Los expertos opinan que hoy en día ya no es necesario. Los actuales telescopios y sondas espaciales aportan una enorme información que suple perfectamente la necesidad de ir en persona hasta allí y, de hecho, parte del abundante material rocoso que trajeron consigo las expediciones Apolo aún no ha podido ser bien analizado. Pero luego está el asunto de la política. La misma justificación que tuvo la carrera espacial —la Guerra Fría— ha desaparecido hace tiempo y con ella la necesidad de hacer propaganda. Ya no hay países enfrentados por ser el primero en poner su bandera en la Luna y por ello no se pueden plantear el formidable gasto que supone algo así. Miles de millones de dólares fueron invertidos durante décadas en fabricar cohetes cada vez mejores, en idear satélites más perfectos y en llevar a seres humanos a lugares remotos. Y esa prisa se ha esfumado, lo que ha hecho que las naciones se lo tomen con más calma. Incluso podríamos imaginar que, de no ser por la Guerra Fría, seguramente la humanidad no habría podido pisar la Luna solo veinticuatro años después de una guerra mundial que arrasó el mundo.

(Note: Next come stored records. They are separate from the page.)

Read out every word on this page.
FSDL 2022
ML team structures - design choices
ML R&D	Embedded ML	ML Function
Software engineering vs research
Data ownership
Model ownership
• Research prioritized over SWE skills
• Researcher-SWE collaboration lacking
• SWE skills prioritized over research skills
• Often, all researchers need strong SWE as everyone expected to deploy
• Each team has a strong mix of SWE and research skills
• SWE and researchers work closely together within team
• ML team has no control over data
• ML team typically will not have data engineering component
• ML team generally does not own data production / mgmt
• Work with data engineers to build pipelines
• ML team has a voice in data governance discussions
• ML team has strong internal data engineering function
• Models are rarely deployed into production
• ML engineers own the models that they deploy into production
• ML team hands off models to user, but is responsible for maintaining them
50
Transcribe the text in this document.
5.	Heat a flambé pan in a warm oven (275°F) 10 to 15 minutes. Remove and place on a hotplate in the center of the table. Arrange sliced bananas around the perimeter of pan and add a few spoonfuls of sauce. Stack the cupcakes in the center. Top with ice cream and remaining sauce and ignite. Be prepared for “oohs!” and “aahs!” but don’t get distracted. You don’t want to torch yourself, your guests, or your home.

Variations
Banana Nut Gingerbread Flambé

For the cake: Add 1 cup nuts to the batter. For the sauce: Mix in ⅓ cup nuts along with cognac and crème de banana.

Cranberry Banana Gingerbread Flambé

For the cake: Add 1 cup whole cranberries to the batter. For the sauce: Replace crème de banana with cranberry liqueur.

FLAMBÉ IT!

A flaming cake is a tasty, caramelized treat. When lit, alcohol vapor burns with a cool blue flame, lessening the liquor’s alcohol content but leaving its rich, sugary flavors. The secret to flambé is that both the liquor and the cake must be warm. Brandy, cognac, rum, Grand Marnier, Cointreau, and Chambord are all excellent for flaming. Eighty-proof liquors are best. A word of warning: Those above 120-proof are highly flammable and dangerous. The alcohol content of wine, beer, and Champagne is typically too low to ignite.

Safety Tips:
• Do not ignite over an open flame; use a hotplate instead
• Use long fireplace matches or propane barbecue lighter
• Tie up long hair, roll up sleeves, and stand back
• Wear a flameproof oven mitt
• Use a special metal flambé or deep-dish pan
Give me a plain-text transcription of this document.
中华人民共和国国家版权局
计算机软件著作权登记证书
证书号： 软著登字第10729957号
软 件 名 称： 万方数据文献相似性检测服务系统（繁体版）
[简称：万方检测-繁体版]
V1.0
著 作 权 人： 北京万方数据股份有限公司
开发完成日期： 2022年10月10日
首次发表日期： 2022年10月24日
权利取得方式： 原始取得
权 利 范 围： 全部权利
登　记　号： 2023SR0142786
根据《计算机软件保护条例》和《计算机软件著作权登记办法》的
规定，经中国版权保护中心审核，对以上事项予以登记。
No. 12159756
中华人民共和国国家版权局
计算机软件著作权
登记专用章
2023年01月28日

Ha pasado casi medio siglo de aquel último vuelo y quién sabe si volveremos en algún momento. Donald Trump quiso impulsar una nueva era espacial durante su época como presidente de los Estados Unidos y fijó 2024 como objetivo, animando a la participación de dinero privado. Pero todo eso se ha esfumado con la nueva Administración y más con la llegada del coronavirus, que ha obligado a replantear todas las prioridades del mundo.
Por ahora nos queda el recuerdo de aquellos pioneros del viaje espacial, pilotos que salieron de la Tierra en naves bastante más precarias de lo que nos quisieron decir y con un objetivo más político que universal. Pero estuvieron allí, y plantaron una bandera en la Luna, y luego regresaron a contarlo.
Ojalá, en el futuro, haya muchas más ocasiones en que naciones enfrentadas opten por arreglar sus diferencias enviando gente al espacio, rompiendo límites, planteando hazañas increíbles que aun hoy no han sido superadas. Ojalá siempre la exploración de lo desconocido se plantee como una buena alternativa a la guerra.